All the better to eat you with, Kate reminded herself as a niggle of something she didn’t want to feel stirred inside her.
‘It’s for the swimming pool.’
‘Of course—a swimming pool for bulls and bucking horses.’
A deep, rich chuckle accompanied the smile this time. Had she not been immune …
‘We’re raising funds for a swimming pool at Wygera, an aboriginal community about fifty miles inland. The kids are bored to death—literally to death in some cases—sniffing petrol, chroming, drag racing, killing themselves for excitement.’
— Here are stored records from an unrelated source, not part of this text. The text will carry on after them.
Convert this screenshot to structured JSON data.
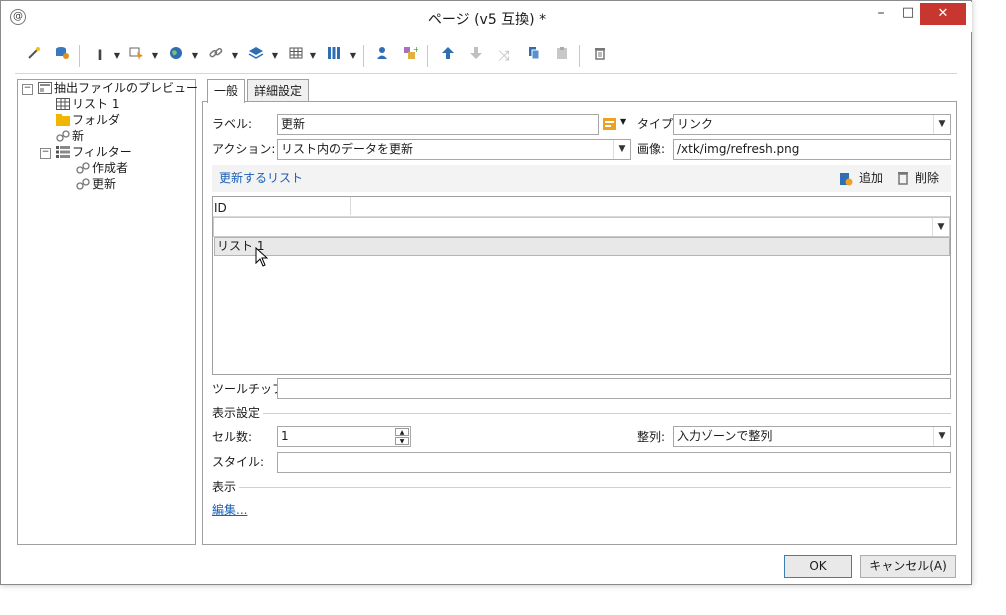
{
  "window": {
    "title": "ページ (v5 互換) *",
    "minimize": "–",
    "maximize": "□",
    "close": "✕"
  },
  "toolbar": {
    "icons": [
      "wand-icon",
      "database-user-icon",
      "text-cursor-icon",
      "form-cursor-icon",
      "globe-icon",
      "link-icon",
      "layers-icon",
      "table-icon",
      "columns-icon",
      "user-icon",
      "add-object-icon",
      "arrow-up-icon",
      "arrow-down-icon",
      "shuffle-icon",
      "copy-icon",
      "paste-icon",
      "trash-icon"
    ]
  },
  "tree": {
    "root": "抽出ファイルのプレビュー",
    "items": [
      {
        "label": "リスト 1",
        "icon": "grid-icon"
      },
      {
        "label": "フォルダ",
        "icon": "folder-icon"
      },
      {
        "label": "新",
        "icon": "link-icon"
      },
      {
        "label": "フィルター",
        "icon": "list-icon"
      },
      {
        "label": "作成者",
        "icon": "link-icon"
      },
      {
        "label": "更新",
        "icon": "link-icon"
      }
    ]
  },
  "tabs": [
    "一般",
    "詳細設定"
  ],
  "form": {
    "label_label": "ラベル:",
    "label_value": "更新",
    "type_label": "タイプ:",
    "type_value": "リンク",
    "action_label": "アクション:",
    "action_value": "リスト内のデータを更新",
    "image_label": "画像:",
    "image_value": "/xtk/img/refresh.png"
  },
  "list_section": {
    "title": "更新するリスト",
    "add": "追加",
    "delete": "削除",
    "column_header": "ID",
    "rows": [
      "リスト 1"
    ]
  },
  "tooltip": {
    "label": "ツールチップ:",
    "value": ""
  },
  "display_settings": {
    "title": "表示設定",
    "cells_label": "セル数:",
    "cells_value": "1",
    "align_label": "整列:",
    "align_value": "入力ゾーンで整列",
    "style_label": "スタイル:",
    "style_value": ""
  },
  "display": {
    "title": "表示",
    "edit_link": "編集..."
  },
  "buttons": {
    "ok": "OK",
    "cancel": "キャンセル(A)"
  },
  "colors": {
    "close_button": "#c7372f",
    "link": "#1a5fb4",
    "selected_row": "#e8e8e8"
  }
}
The smile had faded and his now sombre tone told her he’d experienced the anger and frustration medical staff inevitably felt at the senseless loss of young lives.
‘And when’s this rodeo?’
‘Weekend after next. That’s why the house is deserted. Whoever’s off duty is out at Wygera, organising things there—not so much for the rodeo as for the competition for a design for the swimming pool. Entries have to be in by today and the staff available are out there registering them and sorting them into categories. All the locals are involved. I’m on call for the emergency service. Did you know we have both a plane and a helicopter based—?’
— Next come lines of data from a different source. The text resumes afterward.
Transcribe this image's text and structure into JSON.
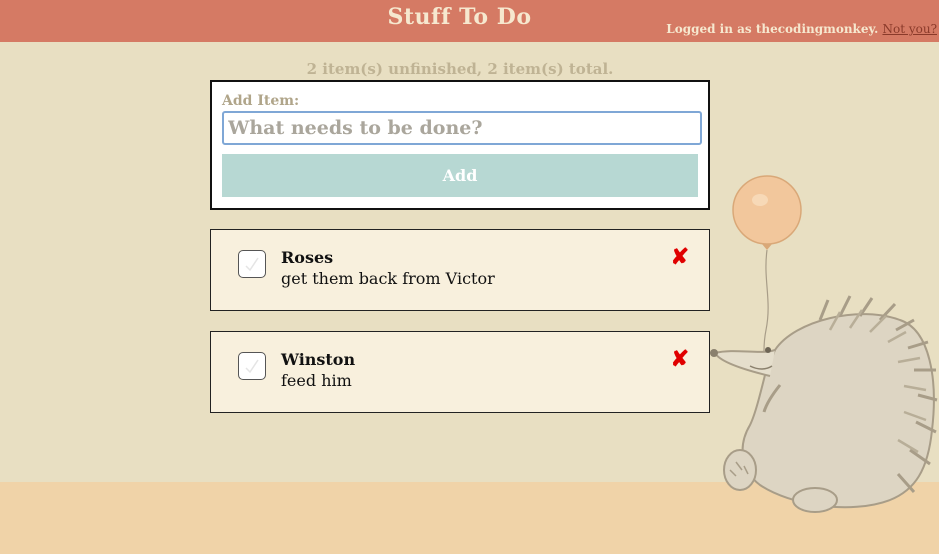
{
  "header": {
    "title": "Stuff To Do",
    "login_text": "Logged in as thecodingmonkey.",
    "not_you": "Not you?"
  },
  "summary": "2 item(s) unfinished, 2 item(s) total.",
  "add_form": {
    "label": "Add Item:",
    "placeholder": "What needs to be done?",
    "button": "Add"
  },
  "items": [
    {
      "title": "Roses",
      "description": "get them back from Victor",
      "checked": false
    },
    {
      "title": "Winston",
      "description": "feed him",
      "checked": false
    }
  ],
  "icons": {
    "delete": "delete-x-icon",
    "checkbox": "checkbox-icon",
    "illustration": "hedgehog-with-balloon"
  },
  "colors": {
    "header": "#d57a64",
    "background": "#e8dfc2",
    "floor": "#f0d3a8",
    "add_button": "#b7d8d3",
    "item_bg": "#f8f0dd",
    "delete": "#e00000"
  }
}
The phone interrupted his explanation, and as he walked out of the room to speak to the caller, Kate opened her suitcase and stared at the contents neatly packed inside. But her mind wasn’t seeing T-shirts and underwear, it was seeing young indigenous Australians, so bored they killed themselves with paint or petrol fumes.
You’re here to trace your mother’s life, not save the world. But the image remained until Hamish materialised in the doorway.
‘Look,’ he said, brushing the rebellious hair back from his forehead. ‘I hate to ask this when you’ve just arrived, but would you mind doing an emergency flight with me? There are fifteen kids from a birthday party throwing up over at the hospital so the staff there have their hands full.’
Kate closed her suitcase.
‘Take me to your aircraft,’ she said.